Enough power, that is, if the engine could stay lit for at least 160 seconds. Propulsion engineers watched their displays anxiously for signs of trouble, with test engineer David Yarborough counting out the seconds and test director Jeremy Hollman keeping a hand poised over a red abort switch.
After 162.25 tense seconds, the engine ran out of fuel and shut down without mishap, mission accomplished. It was the first time this feat had been achieved, and the engineers jumped from their chairs to exchange high-fives with test conductor Kent Harris, propulsion chief Tom Mueller and launch manager Tim Buzza. This moment, two years in the making, meant that Merlin was almost ready for its space debut.
The kerosene- and liquid-oxygen-powered Merlin, and Falcon I, the rocket whose first stage it will send into space, are the brainchildren of Elon Musk, founder and CEO of Space Exploration Technologies, or SpaceX. The 33-year-old South African made a fortune when he sold his last startup, PayPal, to eBay in 2002, and he used some of the $1.5 billion proceeds to found SpaceX in El Segundo, California. The company's mission: to provide affordable access to space. Friday's test put SpaceX a big step closer toward realizing that goal. "This essentially marks the completion of our engine development," Musk told Wired News.

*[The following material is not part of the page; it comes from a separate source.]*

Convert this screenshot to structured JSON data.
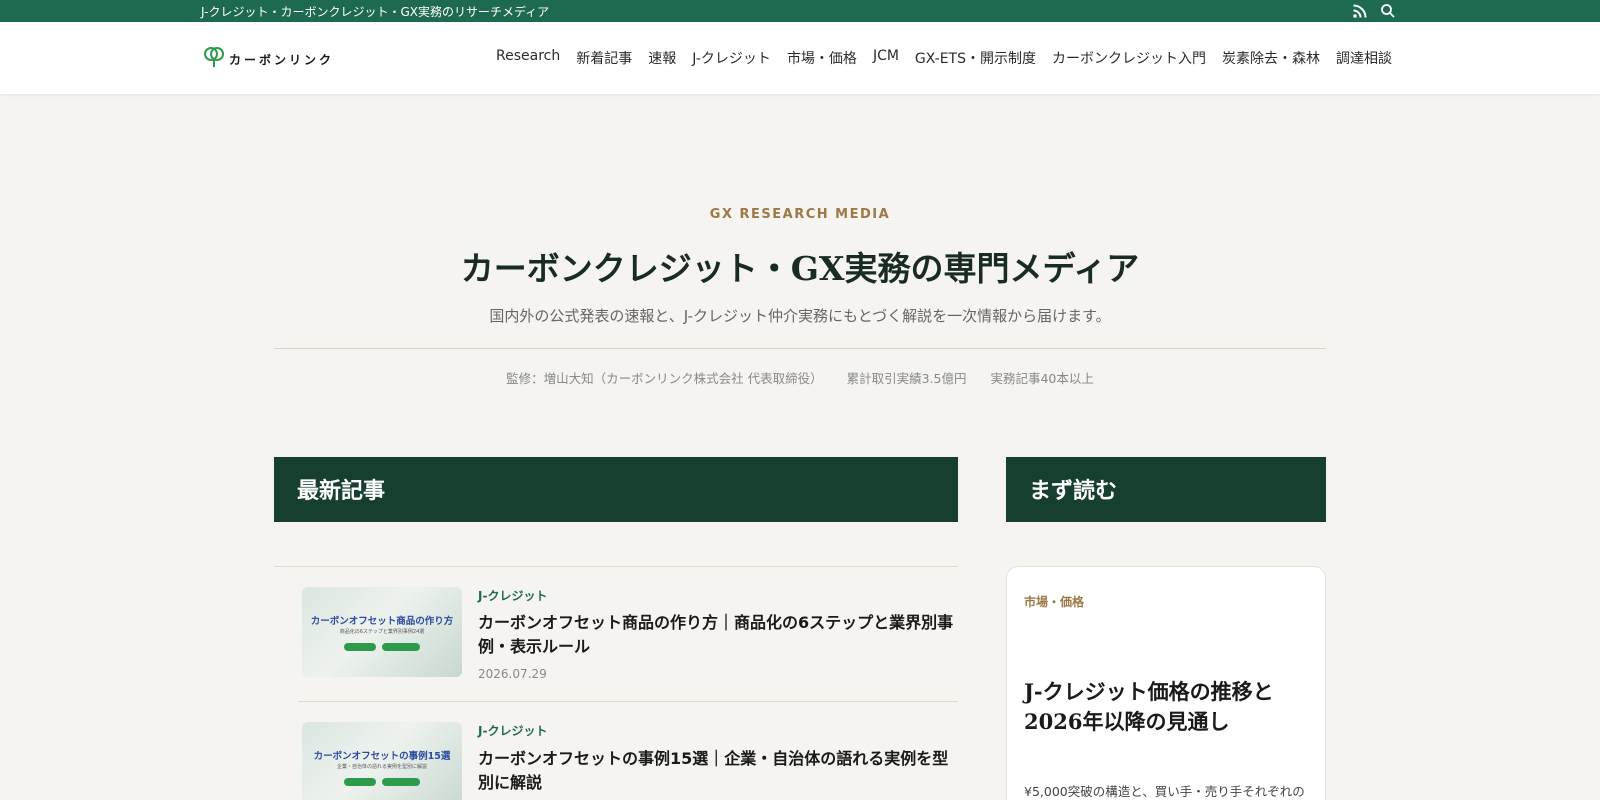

Musk is one of a growing number of wealthy entrepreneurs reaching for the final frontier. Microsoft co-founder Paul Allen footed the bill for SpaceShipOne, a suborbital rocket plane that last year won the $10 million Ansari X Prize for the first manned commercial spacecraft. Richard Branson, Virgin Atlantic's maverick chairman, plans to enter a fleet of SpaceShipTwos into regular service for suborbital tourist flights in a venture called Virgin Galactic. And Amazon.com CEO Jeff Bezos is ramping up a suborbital space program of his own called Blue Origin.
With most of the other space entrepreneurs focused on suborbital flight, Musk is closest to the holy grail of manned commercial spaceflight: orbit. Although Falcon I, with its single Merlin engine, will be able to launch only small satellites, five Merlins will be mated to the first stage of the far more powerful Falcon V rocket, perhaps as early as this year. Falcon V, Musk told Wired News, will be able to carry at least five people into low Earth orbit.

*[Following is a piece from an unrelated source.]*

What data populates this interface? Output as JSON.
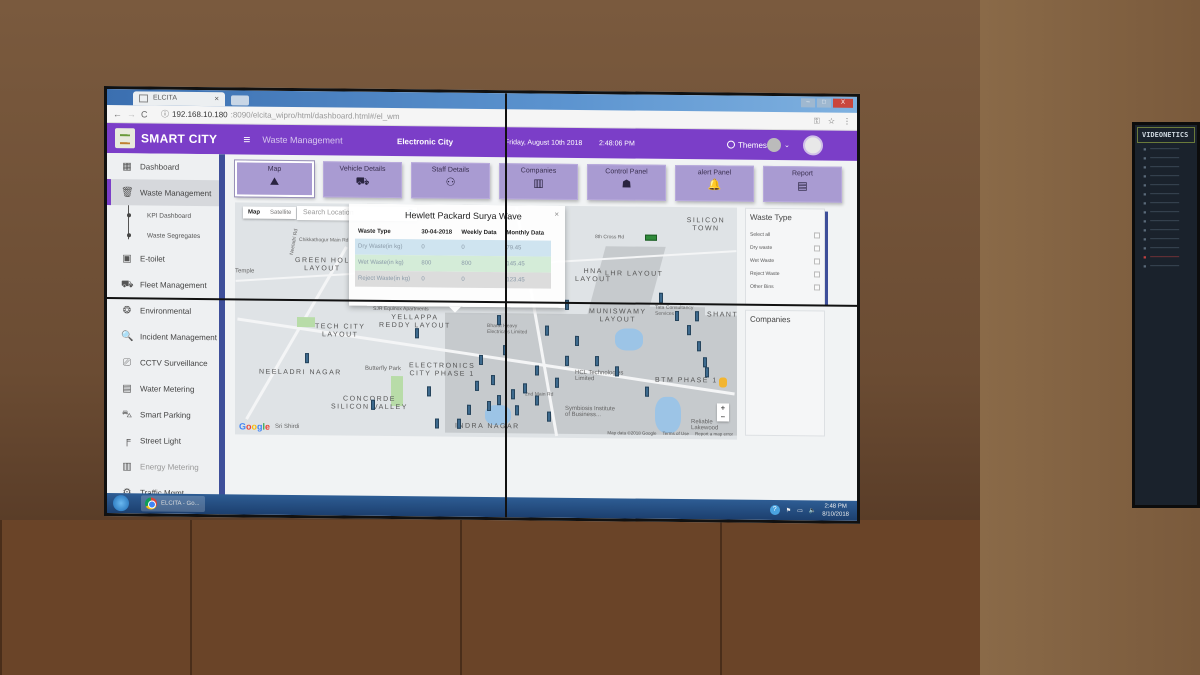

Five to orbit is a significant number; it's the number required to win the next big space prize. America's Space Prize is a $50 million purse established last year by Las Vegas hotelier and, yes, space entrepreneur, Robert Bigelow. Bigelow will award the money to the first U.S. company to build, without government funding, a spaceship that can send five people into orbit twice within 60 days. Bigelow has more than an academic interest in commercial spaceflight; through his Bigelow Aerospace, he's expanding his real estate empire off-planet with the first commercial space stations. While he can launch his stations on existing unmanned commercial rockets, he needs an orbital passenger vehicle to succeed in his venture.
Musk told Wired News that he intends to win America's Space Prize, and that he can do it by the Jan. 10, 2010, deadline (that's when Bigelow wants to open his commercial space station for business). The space prize is right in line with Musk's business plan. "We hope to be the company that takes people back and forth from Earth to either the International Space Station or to Bigelow's space station, or to applications we don't know about today," said Musk. Ultimately, though, his ambitions extend beyond even orbit. "I think it's very important that we become a spacefaring civilization, and that we eventually become multiplanetary."

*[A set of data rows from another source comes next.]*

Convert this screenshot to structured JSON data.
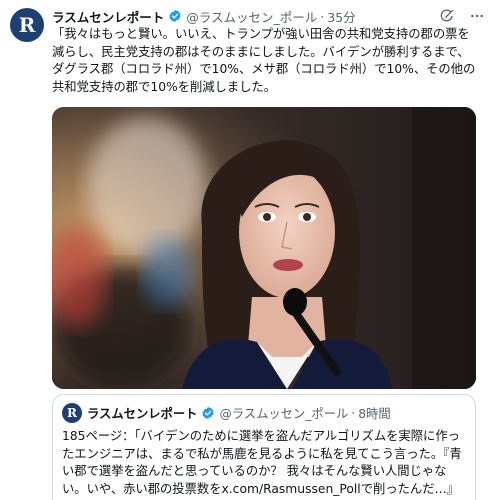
{
  "tweet": {
    "avatar_letter": "R",
    "author_name": "ラスムセンレポート",
    "handle": "@ラスムッセン_ポール",
    "separator": "·",
    "time": "35分",
    "text_lines": [
      "「我々はもっと賢い。いいえ、トランプが強い田舎の共和党支持の郡の票を",
      "減らし、民主党支持の郡はそのままにしました。バイデンが勝利するまで、",
      "ダグラス郡（コロラド州）で10%、メサ郡（コロラド州）で10%、その他の",
      "共和党支持の郡で10%を削減しました。"
    ]
  },
  "quote": {
    "avatar_letter": "R",
    "author_name": "ラスムセンレポート",
    "handle": "@ラスムッセン_ポール",
    "separator": "·",
    "time": "8時間",
    "text_lines": [
      "185ページ：「バイデンのために選挙を盗んだアルゴリズムを実際に作っ",
      "たエンジニアは、まるで私が馬鹿を見るように私を見てこう言った。『青",
      "い郡で選挙を盗んだと思っているのか？ 我々はそんな賢い人間じゃな",
      "い。いや、赤い郡の投票数をx.com/Rasmussen_Pollで削ったんだ…』"
    ]
  },
  "icons": {
    "verified": "verified-badge-icon",
    "grok": "grok-icon",
    "more": "more-options-icon"
  },
  "colors": {
    "verified_blue": "#1d9bf0",
    "avatar_navy": "#1d3f72",
    "secondary_text": "#536471",
    "border": "#cfd9de"
  }
}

For now, he and his engineers are "heads down, focused on getting Falcon I right," for its maiden flight. In March, once the final checkouts are completed -- akin, said Musk, to software beta testing -- Falcon I will lift a Department of Defense satellite called TacSat-1 into orbit from Vandenberg Air Force Base in California. Also on board will be an aluminum urn made by Houston-based Space Services. About the size of two soda cans stacked together, it will carry ashes from the cremated remains of 125 people from around the world for a "burial in space."
It was 6:40 p.m. when Merlin shut down after its first full-duration firing, the end of a long, hard day for the engineers. Night had fallen, and all that was visible in the views from the cameras aimed along the engine's blast radius were grass fires in the fields beyond the Texas test stand. "We friggin' earned that one," said Mueller with feeling. "That was a long time coming."